Source: Philippine Association of Nutrition, Inc. (PAN)
The rapid increase of obesity rates and non-communicable diseases (NCDs) in the Philippines, along with the persistence of under-nutrition among children, require nutrition experts to come up with approaches and solutions that are not only evidence-based, but also context-specific.
This was one of the key themes at the Philippine Association of Nutrition, Inc. (PAN) 70th Anniversary and Annual Convention
held in Manila, Philippines, on 13 and 14 July 2017. Under the theme “Healthy Lifestyle . . . for LIFE!” the conference brought together nutritionists, academics, students, policymakers and regulators, and representatives from the food industry in the Philippines and across the world, to focus on dietary interventions intended to address the double burden of malnutrition.
Delivering a keynote address at the convention, Professor Jeyakumar Henry, Director of the Clinical Nutrition Research Centre (CNRC
) – a joint initiative between the Singapore Institute of Clinical Sciences (SICS) of the Agency for Science, Technology and Research (A*STAR), and the National University Health System (NUHS) – said that it is vital that policy decisions are made on evidence-based science rather than intuition or extrapolation of recommendations implemented in the West.
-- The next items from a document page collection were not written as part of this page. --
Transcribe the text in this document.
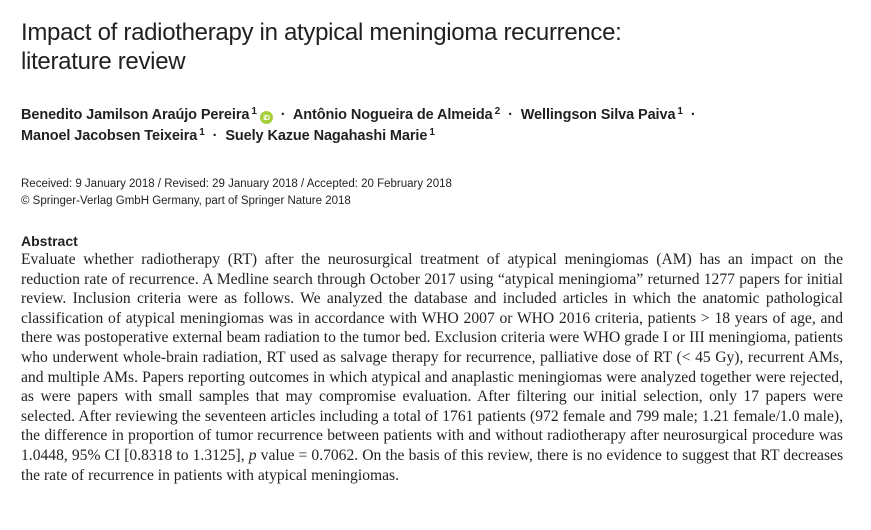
Impact of radiotherapy in atypical meningioma recurrence:
literature review
Benedito Jamilson Araújo Pereira $^1$iD · Antônio Nogueira de Almeida $^2$ · Wellingson Silva Paiva $^1$ ·
Manoel Jacobsen Teixeira $^1$ · Suely Kazue Nagahashi Marie $^1$
Received: 9 January 2018 / Revised: 29 January 2018 / Accepted: 20 February 2018
© Springer-Verlag GmbH Germany, part of Springer Nature 2018
Abstract

Evaluate whether radiotherapy (RT) after the neurosurgical treatment of atypical meningiomas (AM) has an impact on the reduction rate of recurrence. A Medline search through October 2017 using “atypical meningioma” returned 1277 papers for initial review. Inclusion criteria were as follows. We analyzed the database and included articles in which the anatomic pathological classification of atypical meningiomas was in accordance with WHO 2007 or WHO 2016 criteria, patients > 18 years of age, and there was postoperative external beam radiation to the tumor bed. Exclusion criteria were WHO grade I or III meningioma, patients who underwent whole-brain radiation, RT used as salvage therapy for recurrence, palliative dose of RT (< 45 Gy), recurrent AMs, and multiple AMs. Papers reporting outcomes in which atypical and anaplastic meningiomas were analyzed together were rejected, as were papers with small samples that may compromise evaluation. After filtering our initial selection, only 17 papers were selected. After reviewing the seventeen articles including a total of 1761 patients (972 female and 799 male; 1.21 female/1.0 male), the difference in proportion of tumor recurrence between patients with and without radiotherapy after neurosurgical procedure was 1.0448, 95% CI [0.8318 to 1.3125], p value = 0.7062. On the basis of this review, there is no evidence to suggest that RT decreases the rate of recurrence in patients with atypical meningiomas.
Professor Henry said that the Asian phenotype appears to respond to food differently, and highlighted how foods ingested are metabolised and utilised differently in Asians, during his presentation.
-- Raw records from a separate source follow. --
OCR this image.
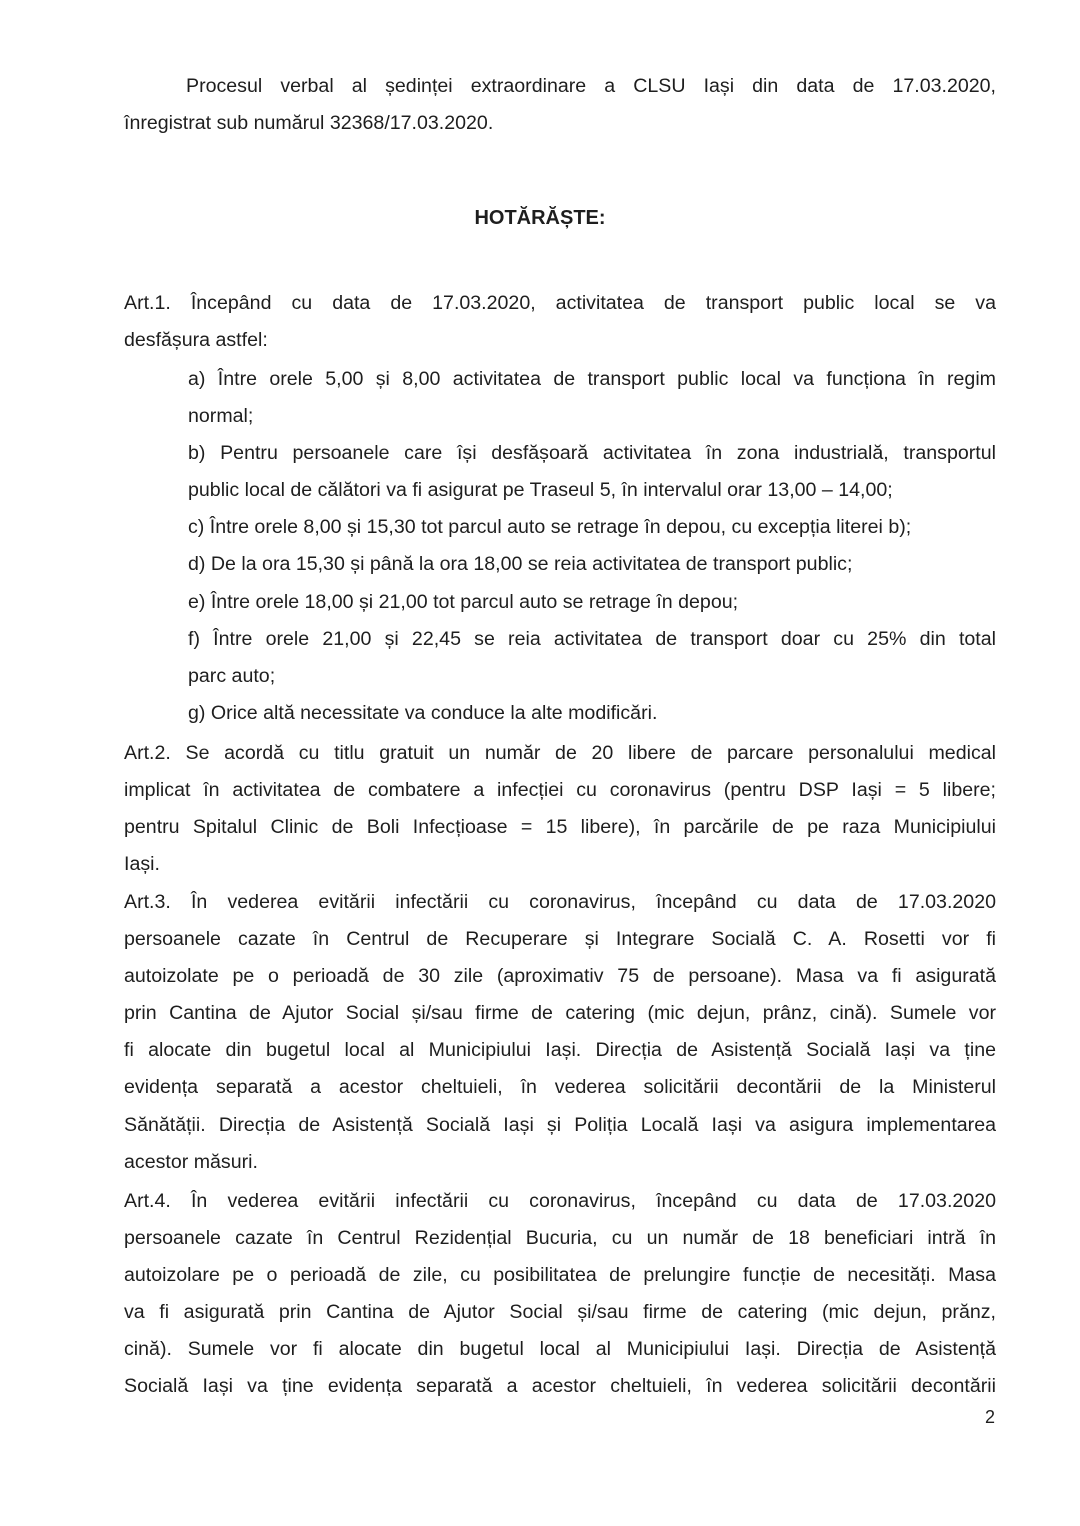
Procesul verbal al ședinței extraordinare a CLSU Iași din data de 17.03.2020,
înregistrat sub numărul 32368/17.03.2020.
HOTĂRĂȘTE:
Art.1. Începând cu data de 17.03.2020, activitatea de transport public local se va
desfășura astfel:
a) Între orele 5,00 și 8,00 activitatea de transport public local va funcționa în regim
normal;
b) Pentru persoanele care își desfășoară activitatea în zona industrială, transportul
public local de călători va fi asigurat pe Traseul 5, în intervalul orar 13,00 – 14,00;
c) Între orele 8,00 și 15,30 tot parcul auto se retrage în depou, cu excepția literei b);
d) De la ora 15,30 și până la ora 18,00 se reia activitatea de transport public;
e) Între orele 18,00 și 21,00 tot parcul auto se retrage în depou;
f) Între orele 21,00 și 22,45 se reia activitatea de transport doar cu 25% din total
parc auto;
g) Orice altă necessitate va conduce la alte modificări.
Art.2. Se acordă cu titlu gratuit un număr de 20 libere de parcare personalului medical
implicat în activitatea de combatere a infecției cu coronavirus (pentru DSP Iași = 5 libere;
pentru Spitalul Clinic de Boli Infecțioase = 15 libere), în parcările de pe raza Municipiului
Iași.
Art.3. În vederea evitării infectării cu coronavirus, începând cu data de 17.03.2020
persoanele cazate în Centrul de Recuperare și Integrare Socială C. A. Rosetti vor fi
autoizolate pe o perioadă de 30 zile (aproximativ 75 de persoane). Masa va fi asigurată
prin Cantina de Ajutor Social și/sau firme de catering (mic dejun, prânz, cină). Sumele vor
fi alocate din bugetul local al Municipiului Iași. Direcția de Asistență Socială Iași va ține
evidența separată a acestor cheltuieli, în vederea solicitării decontării de la Ministerul
Sănătății. Direcția de Asistență Socială Iași și Poliția Locală Iași va asigura implementarea
acestor măsuri.
Art.4. În vederea evitării infectării cu coronavirus, începând cu data de 17.03.2020
persoanele cazate în Centrul Rezidențial Bucuria, cu un număr de 18 beneficiari intră în
autoizolare pe o perioadă de zile, cu posibilitatea de prelungire funcție de necesități. Masa
va fi asigurată prin Cantina de Ajutor Social și/sau firme de catering (mic dejun, prănz,
cină). Sumele vor fi alocate din bugetul local al Municipiului Iași. Direcția de Asistență
Socială Iași va ține evidența separată a acestor cheltuieli, în vederea solicitării decontării
2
Mr Steven Bartholomeusz, Director of Advocacy & Communications at Food Industry Asia (FIA), presented data from the World Health Organization (WHO) on obesity and NCDs, as well as a recently launched report by the Economist Intelligence Unit (EIU) on the economic cost of obesity in six ASEAN countries, including the Philippines, which shows that obesity rates have grown at an average of 28 per cent in a four-year period from 2010 to 2014. The EIU claims that obesity costs the six ASEAN countries surveyed up to US$10 billion in 2016.
Speaking during a plenary discussion on “How are stakeholders responding to the evidence?”, Mr Bartholomeusz highlighted the EIU report’s finding that policymakers in low- and middle-income ASEAN countries have a “blind spot” when it comes to obesity, and that ASEAN countries lack granular data on obesity prevalence and intervention impacts.
“While the food industry in the region and across the globe are responding to these issues via voluntary labelling schemes, voluntary pledges to restrict marketing to kids, product innovation and reformulation, the industry remains under pressure from regulators and policymakers,” he said.
“To deliver a solution to the problem of obesity and NCDs requires a whole-of-society approach – the public and private sector, academics, nutritionist and civil society working together. This is vital to deliver sustainable outcomes.”
In her closing remarks, Dr Regina A. Pedro, Overall Convention Chair of the PAN 70th Anniversary and Convention, emphasised the importance of engaging in partnership with industry players and students, who she said are bound to contribute to the common interest to protect the nutrition of the general population.
Over 700 participants attended the two-day conference held in Quezon City, Manila.